Legislative leaders rejected his initial call for a new tax because they feared it could discourage supply and lead to higher gas prices.

Instead, Newsom and lawmakers agreed to let the California Energy Commission decide whether to penalize oil companies for price gouging. But the crux of the bill isn’t the potential penalty. Instead, it’s the reams of new information oil companies would be required to disclose to state regulators about their pricing.

The companies will now have to report this information, most of it to be kept confidential, to a new state agency empowered to monitor and investigate the petroleum market and subpoena oil company executives. The commission will then rely on the work of this agency, plus a panel of experts, to decide whether to impose a penalty on oil company profits and how much that penalty should be.

“If we force folks to turn over this information, I actually don’t believe we’ll ever need a penalty, because the fact that they have to tell us what’s going on will stop them from gouging our consumers,” said Assemblymember Rebecca Bauer-Kahan, a Democrat from Orinda.

California’s gas prices are always higher than the rest of the country because of the state’s high taxes and relatively strict environmental regulations. California has the second-highest gas tax in the country, at $0.54 per gallon. And the state requires a special blend of gasoline that is better for the environment but more expensive to produce.

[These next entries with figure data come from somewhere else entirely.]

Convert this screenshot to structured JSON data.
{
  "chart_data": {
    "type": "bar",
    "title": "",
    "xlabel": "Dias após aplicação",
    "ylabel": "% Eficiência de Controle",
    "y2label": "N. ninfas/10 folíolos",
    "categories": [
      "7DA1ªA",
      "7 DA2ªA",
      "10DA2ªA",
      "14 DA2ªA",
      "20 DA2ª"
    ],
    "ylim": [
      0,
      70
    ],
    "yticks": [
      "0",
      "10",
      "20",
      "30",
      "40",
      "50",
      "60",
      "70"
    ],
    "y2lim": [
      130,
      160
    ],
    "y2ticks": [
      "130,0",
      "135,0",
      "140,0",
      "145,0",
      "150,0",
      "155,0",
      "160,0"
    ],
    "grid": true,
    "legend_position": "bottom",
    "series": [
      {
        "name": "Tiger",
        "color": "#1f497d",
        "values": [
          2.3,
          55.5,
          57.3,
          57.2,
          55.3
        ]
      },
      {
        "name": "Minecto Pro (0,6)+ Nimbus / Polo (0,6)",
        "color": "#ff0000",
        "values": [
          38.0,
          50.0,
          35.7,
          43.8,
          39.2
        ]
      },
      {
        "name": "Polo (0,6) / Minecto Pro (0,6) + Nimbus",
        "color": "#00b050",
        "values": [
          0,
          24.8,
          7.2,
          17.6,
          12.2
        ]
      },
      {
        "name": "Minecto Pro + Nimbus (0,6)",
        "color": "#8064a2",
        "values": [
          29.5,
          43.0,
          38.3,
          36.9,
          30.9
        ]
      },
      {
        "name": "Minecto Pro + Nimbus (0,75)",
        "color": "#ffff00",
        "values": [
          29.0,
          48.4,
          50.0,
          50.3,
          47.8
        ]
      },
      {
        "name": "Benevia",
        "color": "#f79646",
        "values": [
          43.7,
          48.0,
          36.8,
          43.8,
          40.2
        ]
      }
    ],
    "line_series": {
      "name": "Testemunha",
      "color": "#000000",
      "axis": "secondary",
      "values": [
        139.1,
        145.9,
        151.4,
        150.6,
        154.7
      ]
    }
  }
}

But state regulators say those taxes and fees aren’t enough to explain last summer’s spike, when the average cost of gasoline in California was more than $2.60 higher than the national average.

“There’s truly no other explanation for these historically high prices other than greed,” said Assemblymember Pilar Schiavo, a Democrat from Chatsworth. “The problem is we don’t have the information that we need to prove this, and we don’t have the ability to penalize the kind of historic price gouging we saw last year.”

The oil industry recorded massive profits last year, following years of huge losses during the pandemic when more people stayed home and fewer drivers were on the road.

Eloy Garcia, a lobbyist for the Western States Petroleum Association, said California’s high gas prices are the result of decades of public policy decisions that have made the state an island in the global petroleum market, and driven many local oil refiners away. He noted California does not have a pipeline to send oil into the state, meaning it has to ship what it can’t produce itself from the ocean, which takes longer and costs more.

“We’re not like Texas. We’re not like Louisiana. We’re not like the Northeast,” Garcia said. “We do not have a fungible fuel supply. We have chosen to do that. We have set ourself up by 30 years of public policy.”

Garcia said Monday’s vote “sends a clear signal not to invest in California.”

But Lauren Sanchez, Newsom’s senior climate adviser, said the state has plenty of supply, noting California oil refineries exported 12% of their product to other states last year.

“We’re also the third-largest gasoline market in the world for these companies,” she said.